For many, the result of this deterrence policy is that the flight ends before it has really begun. If people still manage to reach EU territory, there are a number of existing legal tools that allow them to be returned to their countries of origin or transit. This is possible due to the concept of “safe third countries”, which declares certain countries to be generally safe for refugees. Whether the required minimum standards are met in practice is often not sufficiently examined.

At the same time, there is wilful ignorance of the fact that increasingly closed and militarised borders and the lack of legal migration routes are producing irregular migration in the first place. As long as wars and persecution exist, refugees will seek protection in Europe. It is in our power to allow them access to legal pathways or to continue driving them onto ever more dangerous routes. Instead of declaring human smugglers and, most recently, NGOs as major culprits, legal immigration options such as humanitarian visas, family reunification or resettlement programmes should be stepped up. This is the easiest way to stem irregular migration. If we continue to ignore this, the consequences will remain the same: people drowning in the Mediterranean, shipwrecks portrayed as “tragedies”, refugees frozen to death in refrigerated trucks, pervasive sexual violence on the routes through North Africa and across the Balkans. All this can be prevented: we merely need the political will to implement what is already legally possible.

Outlook: Political strategies

Currently, a great deal of hope rests on Europe’s courts. In the face of political blockades, many call upon judges to act as the last line of defence for refugee law and the rule of law in the EU. And indeed, some of the most serious instances of human rights abuses have been reversed – at least for the time being – by courts: Italy’s push-backs to Libya on the high seas or transfers to Greece without individual guarantees are just two recent examples.

Yet our trust in the law must not be blind: law also operates in a political context, and judges do not enjoy limitless discretion. If political realities move too far away from existing legal provisions, the law will not remain the same for long. Ordinary laws can be reformed; constitutional or human rights law can be reinterpreted. As such, the formulation of a political strategy remains a key concern.

As a final thought, I therefore would like to propose five key questions that we, as human rights actors, should answer:

  1. Alliances: What alliances do we need to form? How can we succeed in stepping outside our own bubble?
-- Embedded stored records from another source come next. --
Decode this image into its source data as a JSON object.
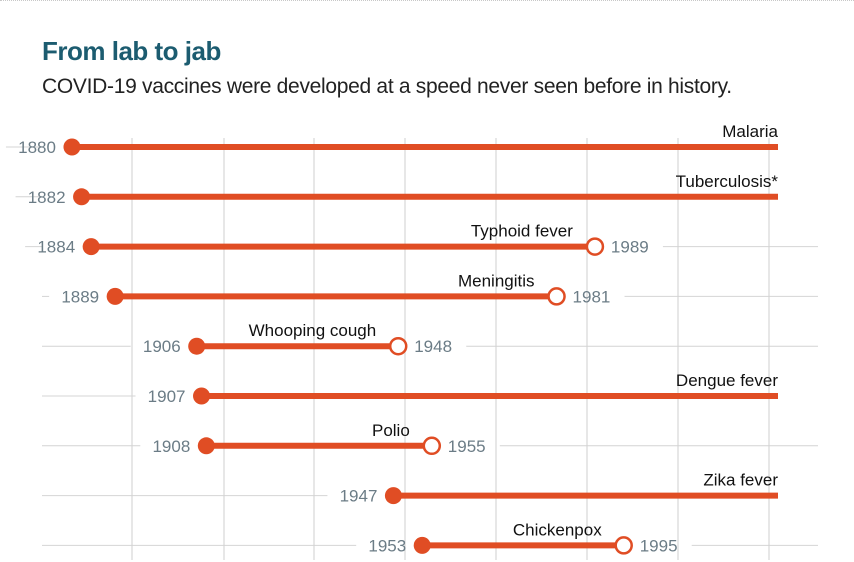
{
  "title": "From lab to jab",
  "subtitle": "COVID-19 vaccines were developed at a speed never seen before in history.",
  "chart_data": {
    "type": "dumbbell",
    "title": "From lab to jab",
    "subtitle": "COVID-19 vaccines were developed at a speed never seen before in history.",
    "xlabel": "",
    "ylabel": "",
    "xlim": [
      1865,
      2043
    ],
    "grid": true,
    "colors": {
      "bar": "#e04d24",
      "title": "#1c5c70",
      "year_label": "#6b7c86",
      "grid": "#cfcfcf"
    },
    "series": [
      {
        "name": "Malaria",
        "start": 1880,
        "end": null,
        "start_label": "1880",
        "end_label": ""
      },
      {
        "name": "Tuberculosis*",
        "start": 1882,
        "end": null,
        "start_label": "1882",
        "end_label": ""
      },
      {
        "name": "Typhoid fever",
        "start": 1884,
        "end": 1989,
        "start_label": "1884",
        "end_label": "1989"
      },
      {
        "name": "Meningitis",
        "start": 1889,
        "end": 1981,
        "start_label": "1889",
        "end_label": "1981"
      },
      {
        "name": "Whooping cough",
        "start": 1906,
        "end": 1948,
        "start_label": "1906",
        "end_label": "1948"
      },
      {
        "name": "Dengue fever",
        "start": 1907,
        "end": null,
        "start_label": "1907",
        "end_label": ""
      },
      {
        "name": "Polio",
        "start": 1908,
        "end": 1955,
        "start_label": "1908",
        "end_label": "1955"
      },
      {
        "name": "Zika fever",
        "start": 1947,
        "end": null,
        "start_label": "1947",
        "end_label": ""
      },
      {
        "name": "Chickenpox",
        "start": 1953,
        "end": 1995,
        "start_label": "1953",
        "end_label": "1995"
      }
    ]
  }
}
How should we work with EU institutions; how should we work with state actors? Where are our red lines?
  2. Time frame: How do we define our goals; are they short or long term? Is our focus on celebrating small achievements, or are we developing strategies for more fundamental change? How can we ensure constant reflection, so that we evaluate our goals and our ways of achieving them on a regular basis?
  3. Anti-crisis communication: How can we change existing narratives? How can we deconstruct concepts such as “crisis”, “emergency”, “disaster”, “influx”, “floods” and “waves”, which are more reminiscent of natural disasters than of refugee movements? How can we convey that crises and illegality are manufactured constructs?
  4. “Us” and “them”: How can we avoid these arbitrary, binary boundaries? How can we build bridges? How can our commonalities be reinforced in everyday life?
  5. Humanitarianism vs. rights discourse: Do we see refugees as victims or as actors with agency? How do we reflect on our position of power in our role as aid workers? How can we exercise this power carefully, without falling into paternalism, expectations or even demands of gratitude?

1 This post reflects the author’s personal views, not necessarily those of the United Nations or UNHCR.